Prozessautomatisierung mit Ansys in der frühen Entwicklungsphase
Martin Meiler
26.09.2025
TechArticle 25/08 | Variantenstudie am Beispiel einer Wärmepumpe
Mit zunehmender Produktkomplexität gewinnen Methoden zur Integration von Prozessen und Optimierung von Designentscheidungen an Bedeutung. Am Beispiel einer Wärmepumpe wird gezeigt, wie Prozessintegration und Designoptimierung (PIDO) Fachwissen aus verschiedenen Disziplinen zugänglich macht und System Engineers unterstützt, bereits in frühen Entwicklungsphasen optimale Lösungen zu identifizieren.

PIDO-basierter Auslegungsprozess am Beispiel einer Wärmepumpe | © Adobe Stock/CADFEM Germany GmbH
Prozessintegration im Systems Engineering
Ein neues Produkt entsteht nicht einfach so, sondern ist das Ergebnis des Zusammenspiels unterschiedlichster Stakeholder, Fachdisziplinen und Experten. Erfolgte früher die Abstimmung noch häufig dokumentenzentrisch, ist aktuell mehr und mehr der Übergang auf modellbasierte Verfahren zu beobachten. Der Vorteil liegt auf der Hand: es gibt jeweils eindeutige Datenspeicher für Anforderungen, Architekturen, Product-Lifecycle-Management (PLM), xCAD-Daten und viele mehr. Daraus resultieren eindeutige Informationen und keine Abteilung und kein Mitarbeiter kann auf einem veralteten Stand der Daten arbeiten, da die Daten webbasiert im Browser inkl. der Historie abrufbar sind.

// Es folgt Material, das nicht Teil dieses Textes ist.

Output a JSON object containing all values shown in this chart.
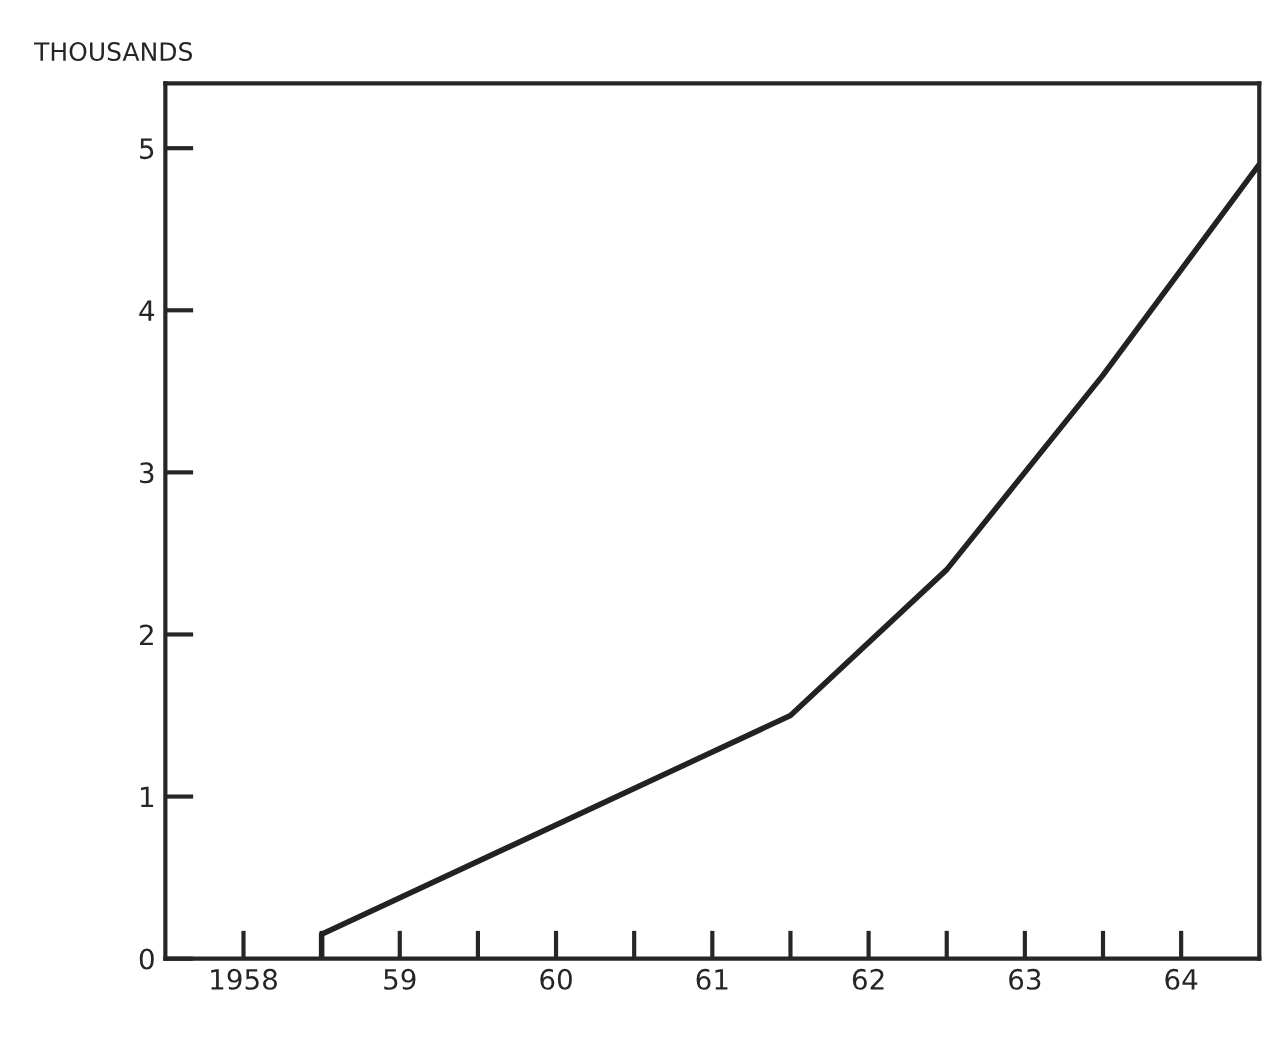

Im Systems Engineering gibt es zahlreiche Aktivitäten zu koordinieren: unter anderem sind dies Abstimmung von Anforderungen, Entwicklung von funktionalen und technischen Architekturen, Koordinierung der Identifikation von Komponentenvarianten, natürlich gemeinsam mit den betreffenden Fachabteilungen. Traditionell wurden die Fachabteilungen gebeten, eine oder mehrere Varianten einer Komponente auszulegen. Hierfür wurden mögliche Variationen besprochen, zugehörige Varianten ausgelegt und überprüft, ob die Anforderungen eingehalten werden. Dieser zeitintensive Prozess wird für unterschiedliche Komponenten in diversen Abteilungen umgesetzt und birgt Fehlerpotential durch unabgestimmte Änderungen oder Verständnisprobleme in der Kommunikation. Was durch den Prozess nicht einfach realisiert werden kann, sind Optimierungen auf Produktebene. Hier setzt die Aufgabe der Prozessintegration an.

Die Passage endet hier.